Mit neuen Formen der demokratischen Entscheidungsfindung, die unter dem Begriff Partizipation 3.0 zirkulieren, experimentiert zum Beispiel die Piratenpartei. Mit Liquid Feedback, Delegated Voting und Liquid Democracy werden – nicht ohne heftige innere Kontroverse – Formen zwischen direkter und repräsentativer Demokratie erprobt: Parteimitglieder können über eine speziell entwickelte Liquid Feedback-Software eigene Anträge einbringen, zur Diskussionen stellen und bei ausreichender Unterstützung zur Abstimmung bringen. Zu dem Konzept gehört aber nicht nur die Möglichkeit, sich direkt einzubringen, sondern vor allem auch, seine Stimme zu delegieren, wenn man jemand anderes in einer Frage für kompetenter hält. Damit fließen – daher „liquid“ – direkte und repräsentative Demokratie ineinander. Der periodische Wahlakt auf der Basis umfangreicher Gesamtprogramme wird hier zugunsten eines ständigen, öffentlichen Diskurses mit themenspezifischen Abstimmungen überwunden. Schließlich soll sich in einer Liquid Democracy jeder flexibel an Entscheidungen beteiligen können und Mehrheiten organisieren.

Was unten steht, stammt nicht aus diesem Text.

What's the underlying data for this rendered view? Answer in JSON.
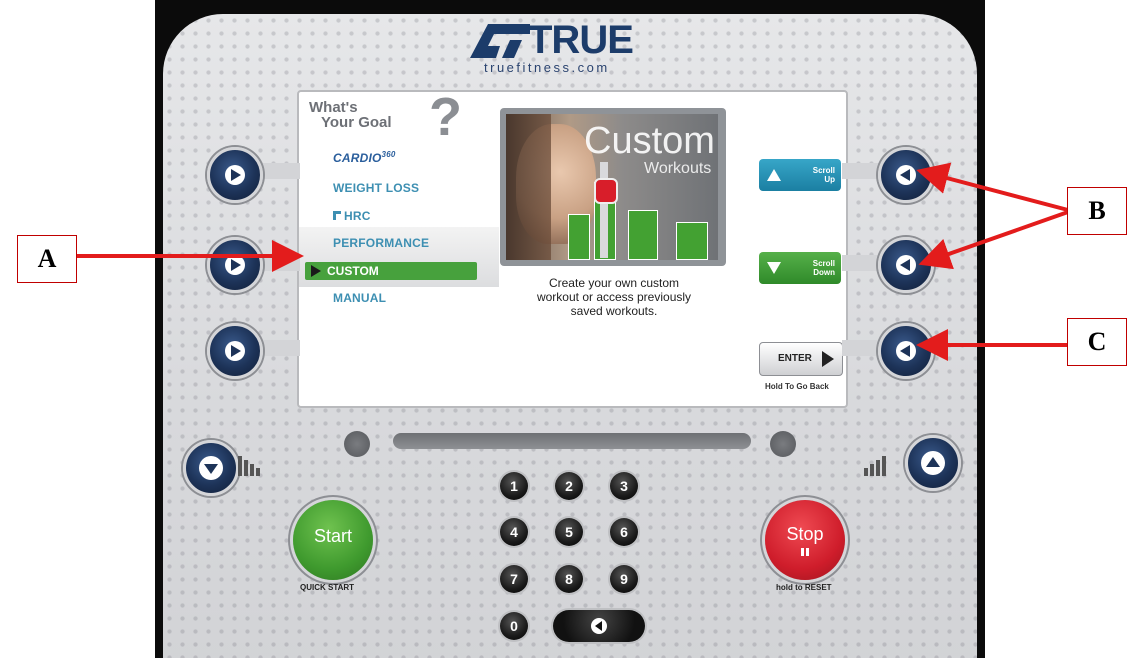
{
  "brand": {
    "name": "TRUE",
    "url": "truefitness.com"
  },
  "screen": {
    "heading_line1": "What's",
    "heading_line2": "Your Goal",
    "heading_mark": "?",
    "menu": [
      {
        "label": "CARDIO",
        "sup": "360"
      },
      {
        "label": "WEIGHT LOSS"
      },
      {
        "label": "HRC"
      },
      {
        "label": "PERFORMANCE"
      },
      {
        "label": "CUSTOM",
        "selected": true
      },
      {
        "label": "MANUAL"
      }
    ],
    "preview": {
      "title": "Custom",
      "subtitle": "Workouts"
    },
    "description": [
      "Create your own custom",
      "workout or access previously",
      "saved workouts."
    ],
    "scroll_up": {
      "line1": "Scroll",
      "line2": "Up"
    },
    "scroll_down": {
      "line1": "Scroll",
      "line2": "Down"
    },
    "enter": {
      "label": "ENTER",
      "sub": "Hold To Go Back"
    }
  },
  "keypad": {
    "keys": [
      "1",
      "2",
      "3",
      "4",
      "5",
      "6",
      "7",
      "8",
      "9",
      "0"
    ]
  },
  "start": {
    "label": "Start",
    "sub": "QUICK START"
  },
  "stop": {
    "label": "Stop",
    "sub": "hold to RESET"
  },
  "callouts": {
    "a": "A",
    "b": "B",
    "c": "C"
  },
  "colors": {
    "arrow": "#e31c1c",
    "accent_green": "#3f9a36",
    "accent_teal": "#1e8fb0",
    "button_navy": "#1d3358",
    "start_green": "#4aa23a",
    "stop_red": "#d81e2a"
  }
}
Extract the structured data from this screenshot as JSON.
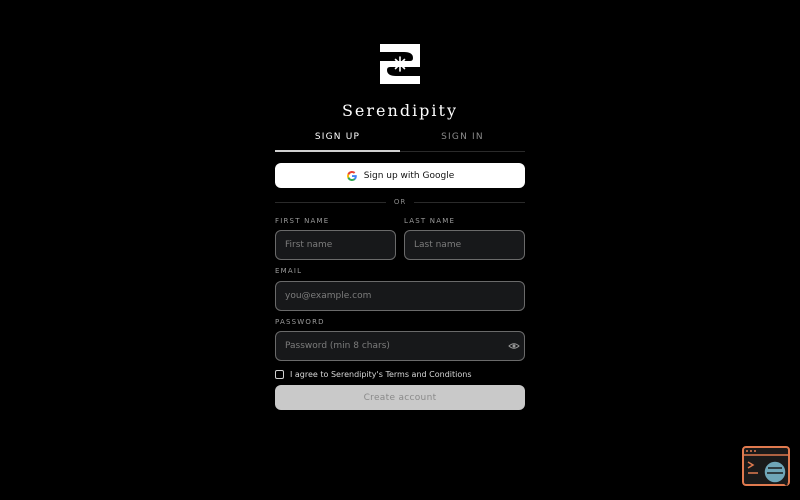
{
  "brand": {
    "name": "Serendipity",
    "logo_icon": "serendipity-logo-icon"
  },
  "tabs": [
    {
      "label": "SIGN UP",
      "active": true
    },
    {
      "label": "SIGN IN",
      "active": false
    }
  ],
  "google_button": {
    "label": "Sign up with Google",
    "icon": "google-icon"
  },
  "divider": {
    "label": "OR"
  },
  "form": {
    "first_name": {
      "label": "FIRST NAME",
      "placeholder": "First name",
      "value": ""
    },
    "last_name": {
      "label": "LAST NAME",
      "placeholder": "Last name",
      "value": ""
    },
    "email": {
      "label": "EMAIL",
      "placeholder": "you@example.com",
      "value": ""
    },
    "password": {
      "label": "PASSWORD",
      "placeholder": "Password (min 8 chars)",
      "value": "",
      "toggle_icon": "eye-icon"
    },
    "terms": {
      "label": "I agree to Serendipity's Terms and Conditions",
      "checked": false
    },
    "submit_label": "Create account"
  },
  "widget": {
    "icon": "assistant-widget-icon"
  },
  "colors": {
    "background": "#000000",
    "field_bg": "#17181a",
    "field_border": "#6a6a6a",
    "button_primary_bg": "#ffffff",
    "button_disabled_bg": "#c9c9c9",
    "widget_accent": "#e07a4f"
  }
}
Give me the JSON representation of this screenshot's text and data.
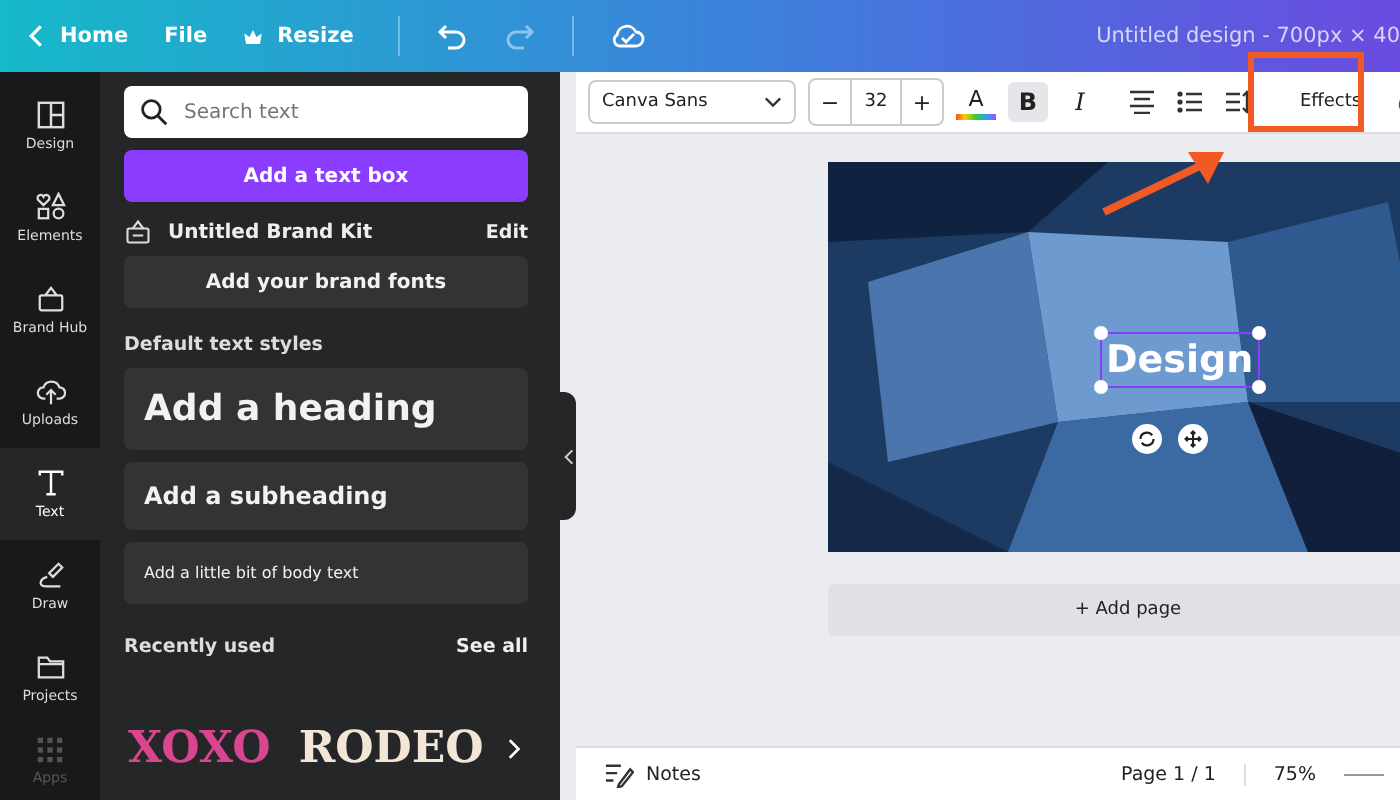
{
  "top_bar": {
    "home": "Home",
    "file": "File",
    "resize": "Resize",
    "title": "Untitled design - 700px × 40"
  },
  "rail": {
    "items": [
      {
        "label": "Design",
        "kind": "design",
        "selected": false
      },
      {
        "label": "Elements",
        "kind": "elements",
        "selected": false
      },
      {
        "label": "Brand Hub",
        "kind": "brand",
        "selected": false
      },
      {
        "label": "Uploads",
        "kind": "uploads",
        "selected": false
      },
      {
        "label": "Text",
        "kind": "text",
        "selected": true
      },
      {
        "label": "Draw",
        "kind": "draw",
        "selected": false
      },
      {
        "label": "Projects",
        "kind": "projects",
        "selected": false
      },
      {
        "label": "Apps",
        "kind": "apps",
        "selected": false
      }
    ]
  },
  "panel": {
    "search": {
      "placeholder": "Search text"
    },
    "add_text_box": "Add a text box",
    "brand_kit": {
      "name": "Untitled Brand Kit",
      "edit": "Edit"
    },
    "brand_fonts": "Add your brand fonts",
    "styles_title": "Default text styles",
    "styles": [
      {
        "kind": "heading",
        "label": "Add a heading"
      },
      {
        "kind": "subheading",
        "label": "Add a subheading"
      },
      {
        "kind": "body",
        "label": "Add a little bit of body text"
      }
    ],
    "recent": {
      "title": "Recently used",
      "see_all": "See all",
      "fonts": [
        {
          "label": "XOXO",
          "color": "#d9468f"
        },
        {
          "label": "RODEO",
          "color": "#f3e6d6"
        }
      ]
    }
  },
  "toolbar": {
    "font": "Canva Sans",
    "minus": "−",
    "size": "32",
    "plus": "+",
    "color_letter": "A",
    "bold": {
      "label": "B",
      "selected": true
    },
    "italic": {
      "label": "I",
      "selected": false
    },
    "effects": "Effects"
  },
  "canvas": {
    "text": "Design",
    "text_selected": true,
    "add_page": "+ Add page"
  },
  "status_bar": {
    "notes": "Notes",
    "page": "Page 1 / 1",
    "zoom": "75%"
  }
}
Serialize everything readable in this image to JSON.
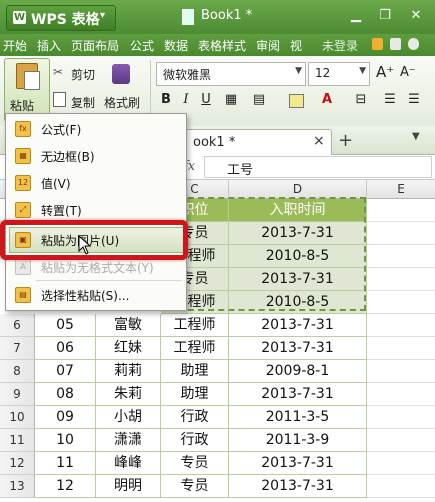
{
  "titlebar": {
    "app_logo": "W",
    "app_name": "WPS 表格",
    "app_menu_caret": "▾",
    "doc_title": "Book1 *",
    "window_buttons": [
      "▁",
      "❐",
      "✕"
    ]
  },
  "menubar": {
    "items": [
      "开始",
      "插入",
      "页面布局",
      "公式",
      "数据",
      "表格样式",
      "审阅",
      "视"
    ],
    "login": "未登录"
  },
  "ribbon": {
    "paste_label": "粘贴",
    "cut_label": "剪切",
    "copy_label": "复制",
    "format_painter_label": "格式刷",
    "font_name": "微软雅黑",
    "font_size": "12",
    "bold": "B",
    "italic": "I",
    "underline": "U",
    "grow_font": "A⁺",
    "shrink_font": "A⁻"
  },
  "tabs": {
    "sheet_tab_label": "ook1 *",
    "close": "×",
    "new_tab": "+"
  },
  "formula_bar": {
    "fx": "fx",
    "value": "工号"
  },
  "grid": {
    "col_heads": [
      "C",
      "D",
      "E"
    ],
    "row_numbers": [
      "6",
      "7",
      "8",
      "9",
      "10",
      "11",
      "12",
      "13"
    ],
    "header_cells": [
      "职位",
      "入职时间"
    ],
    "visible_upper_rows": [
      {
        "c": "专员",
        "d": "2013-7-31"
      },
      {
        "c": "工程师",
        "d": "2010-8-5"
      },
      {
        "c": "专员",
        "d": "2013-7-31"
      },
      {
        "c": "工程师",
        "d": "2010-8-5"
      }
    ],
    "rows": [
      {
        "num": "6",
        "a": "05",
        "b": "富敏",
        "c": "工程师",
        "d": "2013-7-31"
      },
      {
        "num": "7",
        "a": "06",
        "b": "红妹",
        "c": "工程师",
        "d": "2013-7-31"
      },
      {
        "num": "8",
        "a": "07",
        "b": "莉莉",
        "c": "助理",
        "d": "2009-8-1"
      },
      {
        "num": "9",
        "a": "08",
        "b": "朱莉",
        "c": "助理",
        "d": "2013-7-31"
      },
      {
        "num": "10",
        "a": "09",
        "b": "小胡",
        "c": "行政",
        "d": "2011-3-5"
      },
      {
        "num": "11",
        "a": "10",
        "b": "潇潇",
        "c": "行政",
        "d": "2011-3-9"
      },
      {
        "num": "12",
        "a": "11",
        "b": "峰峰",
        "c": "专员",
        "d": "2013-7-31"
      },
      {
        "num": "13",
        "a": "12",
        "b": "明明",
        "c": "专员",
        "d": "2013-7-31"
      }
    ]
  },
  "paste_menu": {
    "items": [
      {
        "label": "公式(F)",
        "icon": "formula-paste-icon",
        "enabled": true
      },
      {
        "label": "无边框(B)",
        "icon": "no-border-paste-icon",
        "enabled": true
      },
      {
        "label": "值(V)",
        "icon": "values-paste-icon",
        "enabled": true
      },
      {
        "label": "转置(T)",
        "icon": "transpose-paste-icon",
        "enabled": true
      },
      {
        "label": "粘贴为图片(U)",
        "icon": "paste-as-picture-icon",
        "enabled": true,
        "highlighted": true
      },
      {
        "label": "粘贴为无格式文本(Y)",
        "icon": "paste-plain-text-icon",
        "enabled": false
      },
      {
        "label": "选择性粘贴(S)...",
        "icon": "paste-special-icon",
        "enabled": true
      }
    ],
    "icon_glyphs": [
      "fx",
      "▦",
      "12",
      "⤢",
      "▣",
      "A",
      "▤"
    ]
  },
  "colors": {
    "title_green": "#5a9a3c",
    "header_green": "#9bbb59",
    "highlight_red": "#d0161a"
  }
}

Das ist nun im Prinzip nichts Neues, sondern die digitalisierte Version der alten basisdemokratischen Idee – eine diskursive Aushandlung von Positionen im (so weit wie möglich) herrschaftsfreien Raum. Das Volk gibt sich dabei seine Regeln unmittelbar selbst. Dieses Rousseau'sche Demokratieverständnis haben zuletzt die Grünen in den 80er Jahren für die politische Praxis wiederbelebt. Was dieses Mal aber – nicht nur bei den Piraten, sondern generell – den entscheidenden Unterschied für den Erfolg ausmachen könnte, ist, dass die technischen Möglichkeiten potenziell den Zugang und die Reichweite dieses Aushandlungsprozesses vereinfachen. Bisher konnten Skeptiker gewichtige praktisch-logistische Gegenargumente ins Feld führen – heute geht es vor allem um die Frage, ob wir das alles wirklich wollen oder nicht.
Das Netz bietet zweifellos nicht nur für die politische, sondern auch für die kulturelle Teilhabe großartige Möglichkeiten jenseits der etablierten Formen und Institutionen. Allerdings scheint mir dieses „jenseits“ oder „abseits“ bisweilen eher zwangsläufig als selbstgewählt. Öffentlicher Raum, der für unser Verständnis von Kultur konstitutiv ist, bedeutet im Internet 2011 meistens die von Apple, Google, Facebook oder Twitter kontrollierte Öffentlichkeit. Hier gewinnen Quasi-Monopole die Oberhand mit einem Geschäftsmodell, das darauf setzt, sich möglichst umfangreich die Daten von möglichst vielen Nutzern und deren Kontakten einzuverleiben und diese mit möglichst wenig Transparenz und Beeinflussbarkeit zu verarbeiten und möglichst teuer weiterzugeben. Wir füttern also den global agierenden, den globalen Gesetzen der Märkte folgenden und auf den Bermuda- und Fidschiinseln steuerzahlungsverweigernden Datenfresser. Anstatt uns um die Rückgewinnung unserer digitalen Mündigkeit zu kümmern, verlieren wir uns in Deutschland in Gefechten zwischen privaten Medienunternehmen und dem öffentlich-rechtlichen Rundfunk, wobei es nicht um demokratische Öffentlichkeit, sondern in erster Linie um Profite und Quoten geht.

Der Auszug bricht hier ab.